Das EU-Parlament ist sich keineswegs zu schade, en détail über Burger, Schnitzel und Wurst zu bestimmen. Vielmehr sehen es die Abgeordneten als ihre vornehmste Pflicht an, als "Sprachpolizei" (lto.de) aufzutreten - diesmal "zugunsten der Fleischindustrie", das nächste Mal für irgendjemand anderen, immer aber darauf bedacht, von ganz, ganz oben bis hinunter in die letzte Ecke des Alltags durchzuregulieren.

Dämpfer für Skeptiker 

Für die Skeptiker, die die EU als Ganzes für einen schwerfälligen Dampfer halten, der sich als unfähig erwiesen hat, mit dem Tempo des Fortschritts weltweit mitzuhalten, ist das ein schwerer Dämpfer.

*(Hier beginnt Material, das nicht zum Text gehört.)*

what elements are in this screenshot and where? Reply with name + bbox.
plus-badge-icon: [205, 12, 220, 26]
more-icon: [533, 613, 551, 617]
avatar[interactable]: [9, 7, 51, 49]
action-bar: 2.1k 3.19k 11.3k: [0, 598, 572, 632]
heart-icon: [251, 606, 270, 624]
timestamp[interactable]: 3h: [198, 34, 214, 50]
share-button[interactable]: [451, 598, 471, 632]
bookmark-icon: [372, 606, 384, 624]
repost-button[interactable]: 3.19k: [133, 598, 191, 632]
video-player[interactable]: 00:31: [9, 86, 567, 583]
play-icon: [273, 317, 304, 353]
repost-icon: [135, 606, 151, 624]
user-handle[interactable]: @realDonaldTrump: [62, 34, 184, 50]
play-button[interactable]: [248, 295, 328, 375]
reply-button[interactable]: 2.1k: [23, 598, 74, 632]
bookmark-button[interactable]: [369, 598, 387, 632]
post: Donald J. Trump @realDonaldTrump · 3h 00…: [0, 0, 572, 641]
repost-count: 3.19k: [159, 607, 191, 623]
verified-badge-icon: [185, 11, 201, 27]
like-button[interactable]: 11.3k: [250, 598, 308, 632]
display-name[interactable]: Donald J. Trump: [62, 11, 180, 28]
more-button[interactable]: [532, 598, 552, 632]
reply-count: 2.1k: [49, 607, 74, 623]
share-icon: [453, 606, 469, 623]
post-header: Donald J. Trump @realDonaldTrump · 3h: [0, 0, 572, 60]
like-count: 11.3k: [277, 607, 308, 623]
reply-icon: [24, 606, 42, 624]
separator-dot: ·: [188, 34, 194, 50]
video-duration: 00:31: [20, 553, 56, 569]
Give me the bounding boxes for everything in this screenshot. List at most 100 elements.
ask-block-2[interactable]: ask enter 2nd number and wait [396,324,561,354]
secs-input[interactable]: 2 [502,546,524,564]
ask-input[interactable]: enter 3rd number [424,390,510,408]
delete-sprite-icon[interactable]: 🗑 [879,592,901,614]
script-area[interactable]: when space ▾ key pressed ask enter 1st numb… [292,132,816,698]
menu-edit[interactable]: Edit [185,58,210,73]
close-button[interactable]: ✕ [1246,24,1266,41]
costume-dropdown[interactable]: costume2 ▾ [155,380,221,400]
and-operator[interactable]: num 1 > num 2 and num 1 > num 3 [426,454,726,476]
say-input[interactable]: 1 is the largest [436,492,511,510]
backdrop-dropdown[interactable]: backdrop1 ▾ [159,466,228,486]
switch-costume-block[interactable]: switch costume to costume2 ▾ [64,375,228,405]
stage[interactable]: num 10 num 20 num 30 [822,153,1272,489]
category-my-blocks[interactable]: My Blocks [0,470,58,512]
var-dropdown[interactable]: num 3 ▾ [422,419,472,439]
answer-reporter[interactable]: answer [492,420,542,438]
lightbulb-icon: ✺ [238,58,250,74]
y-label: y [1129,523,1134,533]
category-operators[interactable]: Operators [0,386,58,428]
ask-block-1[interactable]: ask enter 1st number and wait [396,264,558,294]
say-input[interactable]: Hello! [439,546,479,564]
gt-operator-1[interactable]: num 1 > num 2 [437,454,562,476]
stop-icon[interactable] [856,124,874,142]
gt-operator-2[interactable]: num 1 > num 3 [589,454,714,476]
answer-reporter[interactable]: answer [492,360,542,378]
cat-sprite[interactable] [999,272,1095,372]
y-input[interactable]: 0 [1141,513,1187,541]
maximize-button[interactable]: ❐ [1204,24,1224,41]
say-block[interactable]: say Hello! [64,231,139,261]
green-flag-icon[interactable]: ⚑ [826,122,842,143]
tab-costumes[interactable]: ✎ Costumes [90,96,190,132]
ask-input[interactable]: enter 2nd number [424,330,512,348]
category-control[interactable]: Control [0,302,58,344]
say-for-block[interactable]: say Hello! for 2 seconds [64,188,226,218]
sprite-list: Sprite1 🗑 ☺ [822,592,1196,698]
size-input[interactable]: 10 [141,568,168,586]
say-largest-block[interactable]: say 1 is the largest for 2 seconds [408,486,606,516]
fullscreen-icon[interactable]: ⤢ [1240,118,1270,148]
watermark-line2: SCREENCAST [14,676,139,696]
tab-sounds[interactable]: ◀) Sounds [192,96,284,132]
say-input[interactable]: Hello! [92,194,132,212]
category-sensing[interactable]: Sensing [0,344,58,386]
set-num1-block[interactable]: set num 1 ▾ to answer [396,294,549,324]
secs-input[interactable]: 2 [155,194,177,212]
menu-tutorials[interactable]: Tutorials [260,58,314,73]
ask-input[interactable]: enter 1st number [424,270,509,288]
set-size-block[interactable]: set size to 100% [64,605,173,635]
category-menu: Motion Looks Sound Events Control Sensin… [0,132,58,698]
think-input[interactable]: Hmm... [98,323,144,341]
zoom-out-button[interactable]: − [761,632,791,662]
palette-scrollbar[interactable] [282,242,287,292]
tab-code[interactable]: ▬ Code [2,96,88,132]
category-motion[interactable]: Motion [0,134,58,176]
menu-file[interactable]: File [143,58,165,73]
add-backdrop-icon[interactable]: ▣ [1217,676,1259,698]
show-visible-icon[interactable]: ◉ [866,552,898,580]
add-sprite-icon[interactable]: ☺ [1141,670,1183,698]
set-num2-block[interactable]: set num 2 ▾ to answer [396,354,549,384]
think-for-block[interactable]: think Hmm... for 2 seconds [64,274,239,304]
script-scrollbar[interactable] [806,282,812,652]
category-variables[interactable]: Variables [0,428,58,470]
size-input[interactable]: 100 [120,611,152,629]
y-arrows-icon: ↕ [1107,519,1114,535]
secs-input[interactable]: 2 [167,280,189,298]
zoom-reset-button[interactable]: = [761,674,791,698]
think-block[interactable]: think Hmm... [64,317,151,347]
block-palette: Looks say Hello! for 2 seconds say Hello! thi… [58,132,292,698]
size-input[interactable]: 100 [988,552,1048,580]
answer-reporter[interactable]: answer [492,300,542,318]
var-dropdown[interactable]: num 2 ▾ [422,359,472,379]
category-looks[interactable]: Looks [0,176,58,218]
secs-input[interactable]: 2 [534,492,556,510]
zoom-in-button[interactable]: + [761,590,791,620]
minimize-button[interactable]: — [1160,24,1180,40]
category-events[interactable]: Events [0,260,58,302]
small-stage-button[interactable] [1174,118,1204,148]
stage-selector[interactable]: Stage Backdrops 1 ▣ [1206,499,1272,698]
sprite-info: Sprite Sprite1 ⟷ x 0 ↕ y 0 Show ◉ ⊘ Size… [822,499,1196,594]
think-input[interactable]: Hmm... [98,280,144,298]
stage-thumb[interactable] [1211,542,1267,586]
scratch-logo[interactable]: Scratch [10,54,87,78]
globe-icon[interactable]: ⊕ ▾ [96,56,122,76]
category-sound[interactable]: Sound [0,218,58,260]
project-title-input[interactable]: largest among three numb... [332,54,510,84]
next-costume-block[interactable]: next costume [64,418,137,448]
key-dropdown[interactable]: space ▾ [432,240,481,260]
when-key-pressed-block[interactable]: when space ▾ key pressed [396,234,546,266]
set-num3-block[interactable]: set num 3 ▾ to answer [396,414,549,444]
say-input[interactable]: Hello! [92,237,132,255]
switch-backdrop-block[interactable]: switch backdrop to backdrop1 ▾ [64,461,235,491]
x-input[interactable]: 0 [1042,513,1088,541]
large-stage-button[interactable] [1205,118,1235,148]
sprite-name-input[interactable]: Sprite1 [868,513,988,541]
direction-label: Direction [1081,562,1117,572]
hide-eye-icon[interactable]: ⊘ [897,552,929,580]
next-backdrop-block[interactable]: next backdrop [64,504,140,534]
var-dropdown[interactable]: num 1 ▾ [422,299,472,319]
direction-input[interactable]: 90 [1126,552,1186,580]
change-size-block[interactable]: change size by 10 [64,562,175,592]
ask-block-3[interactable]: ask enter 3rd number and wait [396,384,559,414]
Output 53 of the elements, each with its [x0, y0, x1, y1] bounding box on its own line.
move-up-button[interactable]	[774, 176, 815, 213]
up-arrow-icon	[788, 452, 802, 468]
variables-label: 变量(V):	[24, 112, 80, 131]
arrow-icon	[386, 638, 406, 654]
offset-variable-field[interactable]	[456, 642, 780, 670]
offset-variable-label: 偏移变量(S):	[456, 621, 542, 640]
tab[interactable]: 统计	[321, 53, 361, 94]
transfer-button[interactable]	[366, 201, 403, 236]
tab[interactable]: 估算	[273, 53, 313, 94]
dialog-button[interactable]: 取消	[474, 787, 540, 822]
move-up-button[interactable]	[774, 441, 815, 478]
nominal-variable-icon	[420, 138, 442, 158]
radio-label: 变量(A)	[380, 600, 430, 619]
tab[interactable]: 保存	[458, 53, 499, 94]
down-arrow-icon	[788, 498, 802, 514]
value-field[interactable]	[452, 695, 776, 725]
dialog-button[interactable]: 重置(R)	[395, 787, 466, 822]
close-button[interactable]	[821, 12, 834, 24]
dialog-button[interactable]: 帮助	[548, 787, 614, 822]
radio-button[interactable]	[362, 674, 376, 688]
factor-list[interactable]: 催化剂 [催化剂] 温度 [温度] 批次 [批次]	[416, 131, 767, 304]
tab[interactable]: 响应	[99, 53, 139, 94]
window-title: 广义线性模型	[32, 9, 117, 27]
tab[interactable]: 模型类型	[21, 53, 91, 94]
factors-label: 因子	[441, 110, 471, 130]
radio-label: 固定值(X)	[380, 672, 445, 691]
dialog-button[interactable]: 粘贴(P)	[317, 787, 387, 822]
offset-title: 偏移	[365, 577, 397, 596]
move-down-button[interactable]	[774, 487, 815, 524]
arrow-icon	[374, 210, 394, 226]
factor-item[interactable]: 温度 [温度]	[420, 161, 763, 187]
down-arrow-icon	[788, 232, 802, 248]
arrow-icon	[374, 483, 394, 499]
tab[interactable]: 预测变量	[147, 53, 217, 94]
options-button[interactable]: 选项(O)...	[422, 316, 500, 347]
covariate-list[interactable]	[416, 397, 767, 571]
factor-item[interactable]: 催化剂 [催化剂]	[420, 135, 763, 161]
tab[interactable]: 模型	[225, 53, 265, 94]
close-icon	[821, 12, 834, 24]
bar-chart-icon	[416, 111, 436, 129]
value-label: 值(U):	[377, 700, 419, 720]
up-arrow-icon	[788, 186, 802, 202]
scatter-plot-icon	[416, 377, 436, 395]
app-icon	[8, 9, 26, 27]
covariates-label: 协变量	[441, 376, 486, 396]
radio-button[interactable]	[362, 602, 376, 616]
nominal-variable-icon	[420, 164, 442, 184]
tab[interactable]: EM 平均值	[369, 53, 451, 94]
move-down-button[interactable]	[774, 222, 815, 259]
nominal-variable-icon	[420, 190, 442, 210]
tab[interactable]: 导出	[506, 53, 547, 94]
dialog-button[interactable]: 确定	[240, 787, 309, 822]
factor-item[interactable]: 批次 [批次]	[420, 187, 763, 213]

Der Antrag auf ein Wurst-Bezeichnungsverbot für Wurstwaren ohne Wurst benötigte nur ein Jahr, bis die Mehrheit im Parlament das entsprechende Gesetzespaket durchwinkte. 

Jetzt müssen nur noch die 27 EU-Staaten zustimmen, damit das Vorhaben in Kraft treten und dieses Kernproblem im europäischen Zusammenleben aus dem Weg räumen kann. Die Entscheidung des Parlaments gibt den Verhandlungsführern der Volksvertreter jedenfalls ein starkes Mandat in den anstehenden Verhandlungen im sogenannten Trilog mit den Ländern und der EU-Kommission.